Data Model for statistical data (LOD)

Overview

The Data Model for statistical data (LOD) is organized around country-based datasets and indicators, following widely adopted standards for statistical data.

The Data Model for statistical data (LOD) (part of the whole Land Portal LOD data model) is designed on top of the following existing vocabularies:

  • Dublin Core for properties common to most resources
  • RDF Data Cube provides a means to publish multi-dimensional data, such as statistics, on the web in such a way that it can be linked to related data sets and concepts using RDF
  • Computex (Computing Statistical Indexes) can be seen as an extension of RDF Data Cube vocabulary to handle statistical indexes.
  • SDMX (Statistical Data and Metadata eXchange), an ISO standard for exchanging and sharing statistical data and metadata among organizations.
  • The OWL-Time ontology is an ontology of temporal concepts, for describing the temporal properties of resources in the world
  • The Schema.org vocabulary for properties of all relevant entities (creative works, persons, organizations, events, places)
  • The SKOS vocabulary for all related concepts 

Table 1. Namespaces used in the Data Model for statistical data (LOD)

Prefix Namespace
cex http://purl.org/weso/computex/ontology#
dct http://purl.org/dc/terms/
lb http://purl.org/weso/landbook/ontology#
owl http://www.w3.org/2002/07/owl#
qb http://purl.org/linked-data/cube#
rdf http://www.w3.org/1999/02/22-rdf-syntax-ns#
rdfs http://www.w3.org/2000/01/rdf-schema#
schema http://schema.org/
sdmx-attribute http://purl.org/linked-data/sdmx/2009/attribute#
skos http://www.w3.org/2004/02/skos/core#
time http://www.w3.org/2006/time#

Entity: Dataset

A dataset is a collection of data, published or curated by a single agent (source), and available for access or download in one or more formats (definition from DCAT).
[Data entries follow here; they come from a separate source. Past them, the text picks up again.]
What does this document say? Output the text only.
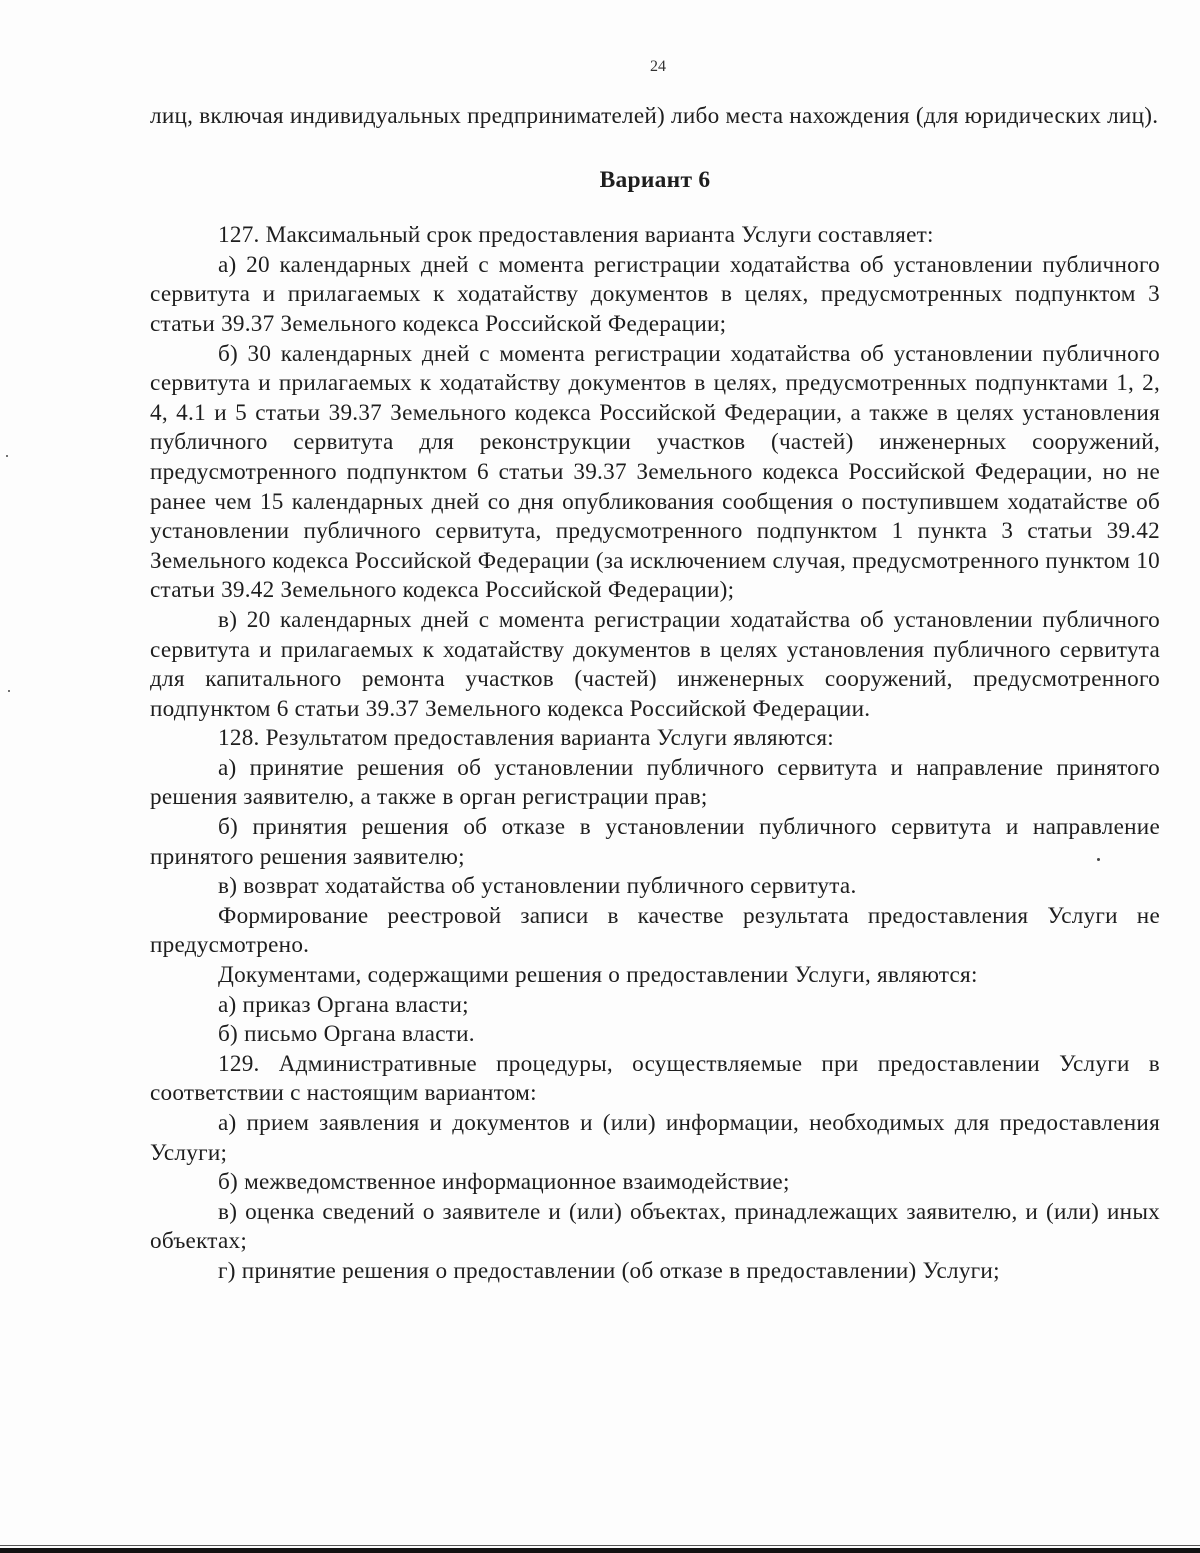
24

лиц, включая индивидуальных предпринимателей) либо места нахождения (для юридических лиц).

Вариант 6

127. Максимальный срок предоставления варианта Услуги составляет:

а) 20 календарных дней с момента регистрации ходатайства об установлении публичного сервитута и прилагаемых к ходатайству документов в целях, предусмотренных подпунктом 3 статьи 39.37 Земельного кодекса Российской Федерации;

б) 30 календарных дней с момента регистрации ходатайства об установлении публичного сервитута и прилагаемых к ходатайству документов в целях, предусмотренных подпунктами 1, 2, 4, 4.1 и 5 статьи 39.37 Земельного кодекса Российской Федерации, а также в целях установления публичного сервитута для реконструкции участков (частей) инженерных сооружений, предусмотренного подпунктом 6 статьи 39.37 Земельного кодекса Российской Федерации, но не ранее чем 15 календарных дней со дня опубликования сообщения о поступившем ходатайстве об установлении публичного сервитута, предусмотренного подпунктом 1 пункта 3 статьи 39.42 Земельного кодекса Российской Федерации (за исключением случая, предусмотренного пунктом 10 статьи 39.42 Земельного кодекса Российской Федерации);

в) 20 календарных дней с момента регистрации ходатайства об установлении публичного сервитута и прилагаемых к ходатайству документов в целях установления публичного сервитута для капитального ремонта участков (частей) инженерных сооружений, предусмотренного подпунктом 6 статьи 39.37 Земельного кодекса Российской Федерации.

128. Результатом предоставления варианта Услуги являются:

а) принятие решения об установлении публичного сервитута и направление принятого решения заявителю, а также в орган регистрации прав;

б) принятия решения об отказе в установлении публичного сервитута и направление принятого решения заявителю;

в) возврат ходатайства об установлении публичного сервитута.

Формирование реестровой записи в качестве результата предоставления Услуги не предусмотрено.

Документами, содержащими решения о предоставлении Услуги, являются:

а) приказ Органа власти;

б) письмо Органа власти.

129. Административные процедуры, осуществляемые при предоставлении Услуги в соответствии с настоящим вариантом:

а) прием заявления и документов и (или) информации, необходимых для предоставления Услуги;

б) межведомственное информационное взаимодействие;

в) оценка сведений о заявителе и (или) объектах, принадлежащих заявителю, и (или) иных объектах;

г) принятие решения о предоставлении (об отказе в предоставлении) Услуги;
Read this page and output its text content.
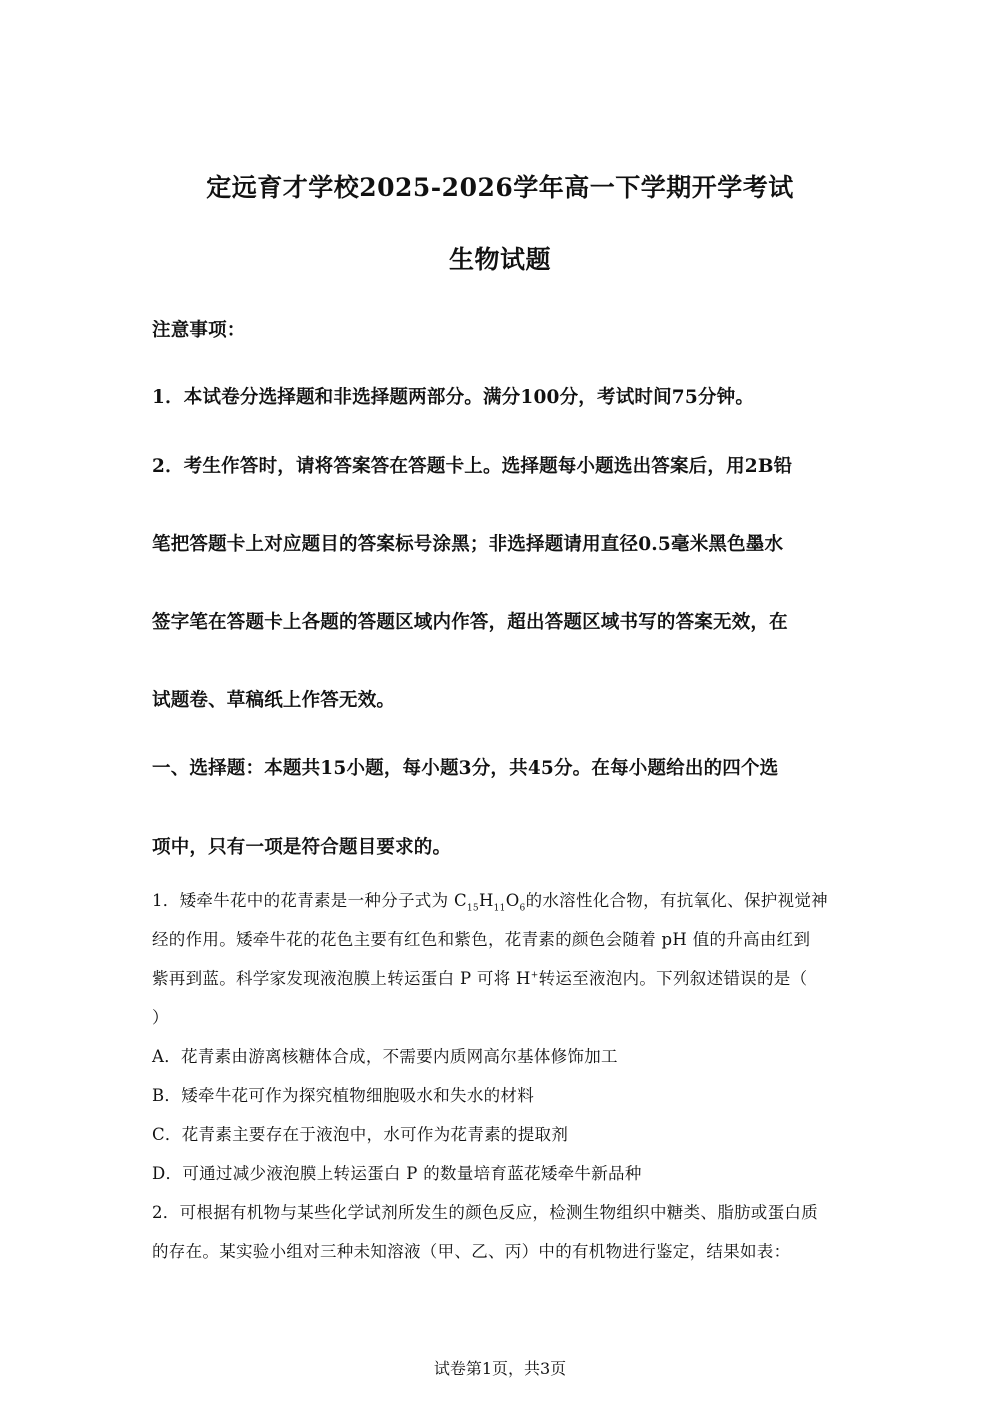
定远育才学校2025-2026学年高一下学期开学考试
生物试题
注意事项：
1．本试卷分选择题和非选择题两部分。满分100分，考试时间75分钟。
2．考生作答时，请将答案答在答题卡上。选择题每小题选出答案后，用2B铅
笔把答题卡上对应题目的答案标号涂黑；非选择题请用直径0.5毫米黑色墨水
签字笔在答题卡上各题的答题区域内作答，超出答题区域书写的答案无效，在
试题卷、草稿纸上作答无效。
一、选择题：本题共15小题，每小题3分，共45分。在每小题给出的四个选
项中，只有一项是符合题目要求的。
1．矮牵牛花中的花青素是一种分子式为 $C_{15}H_{11}O_6$的水溶性化合物，有抗氧化、保护视觉神
经的作用。矮牵牛花的花色主要有红色和紫色，花青素的颜色会随着 pH 值的升高由红到
紫再到蓝。科学家发现液泡膜上转运蛋白 P 可将 H+转运至液泡内。下列叙述错误的是（
）
A．花青素由游离核糖体合成，不需要内质网高尔基体修饰加工
B．矮牵牛花可作为探究植物细胞吸水和失水的材料
C．花青素主要存在于液泡中，水可作为花青素的提取剂
D．可通过减少液泡膜上转运蛋白 P 的数量培育蓝花矮牵牛新品种
2．可根据有机物与某些化学试剂所发生的颜色反应，检测生物组织中糖类、脂肪或蛋白质
的存在。某实验小组对三种未知溶液（甲、乙、丙）中的有机物进行鉴定，结果如表：
试卷第1页，共3页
The fields of a dataset are:

  • Label: Label of the dataset.
  • Description: Description of the dataset.
  • ID: Internal ID of the dataset.
  • Logo: The logo of the dataset
  • License: The license of the dataset
  • Copyright details: Detailed copyright statements to be highlighted
  • Organization: Organization that publish the dataset.
  • Related Themes: Themes related to the dataset.
  • Related LandVoc Concepts: LandVoc concepts related to the dataset.

RDF types:

skos:Concept, qb:DataSet, dcat:Dataset

 

URI pattern:

http://data.landportal.info/dataset/{dataset-ID}

Values: Taxonomy: Dataset

Properties RDF predicates Predicate type (details)
Label

skos:prefLabel, dct:title, rdfs:label

literal
Description

skos:definition, dct:description, rdfs:comment

literal
ID

skos:notation, dct:identifier

literal
Organization (publisher) dct:publisher resource (Entity: Organization)
Themes dct:subject, schema:about (Drupal) resource (Entity: LandVoc Theme)
Related concepts (LandVoc) dct:subject, schema:about (Drupal) resource (Entity: LandVoc Concept)
Logo schema:image, schema:logo resource
License dct:license, schema:license resource (Entity: License)
Copyright details dc:rights literal
See Also rfds:seeAlso resource (Drupal)
Spatial coverage dct:spatial

Calculated from observations.

Spatial coverage of the dataset.

resource (Entity: Region)


Entity: Indicator

A statistical indicator is a data element that represents statistical data for a specified time, place, and other characteristics (definition from OECD). Currently, the place is limited to the country level.

The fields of an indicator are:

  • Label: Label of the indicator.
  • Description: Description of the indicator.
  • Picture: Image to describe the indicator.
  • Dataset: Dataset with data of this indicator
  • ID: Internal ID of the indicator.
  • Min: Minimun possible value (integer) of the indicator.
  • Max: Maximun possible value (integer) of the indicator.
  • Measurement unit: Measurement unit, like % or hectares, of the indicator.
  • has Coded Value: The values for this indicator is taken from some controlled term list (could be characters, colors, strings, numbers...) Read more
  • High / Low: High means it is better to have a high value, low means the best value is the lowest one (like in rankings).
  • Related Themes: Themes related to the indicator.
  • Related LandVoc Concepts: LandVoc concepts related to the indicator.

RDF types:

skos:Concept, cex:Indicator

URI pattern:

http://data.landportal.info/indicator/{indicator-ID}

Values: Taxonomy: Indicator

Properties RDF predicates Predicate type (details)
Label

skos:prefLabel, dct:title, rdfs:label

literal
Description

skos:definition, dct:description, rdfs:comment

literal
ID

skos:notation, dct:identifier

literal
Dataset dct:source resource (Entity: Dataset)
Measurement unit sdmx-attribute:unitMeasure literal
Geographical focus dct:spatial, schema:spatialCoverage resource (Entity: Region)
Themes dct:subject, schema:about resource (Entity: LandVoc Theme)
Related concepts (LandVoc) dct:subject, schema:about resource (Entity: LandVoc Concept)
Picture schema:image resource
See also rdfs:seeAlso resource (Drupal)

 


Entity: Observation

An Observation represents a single indicator value for a given year and area.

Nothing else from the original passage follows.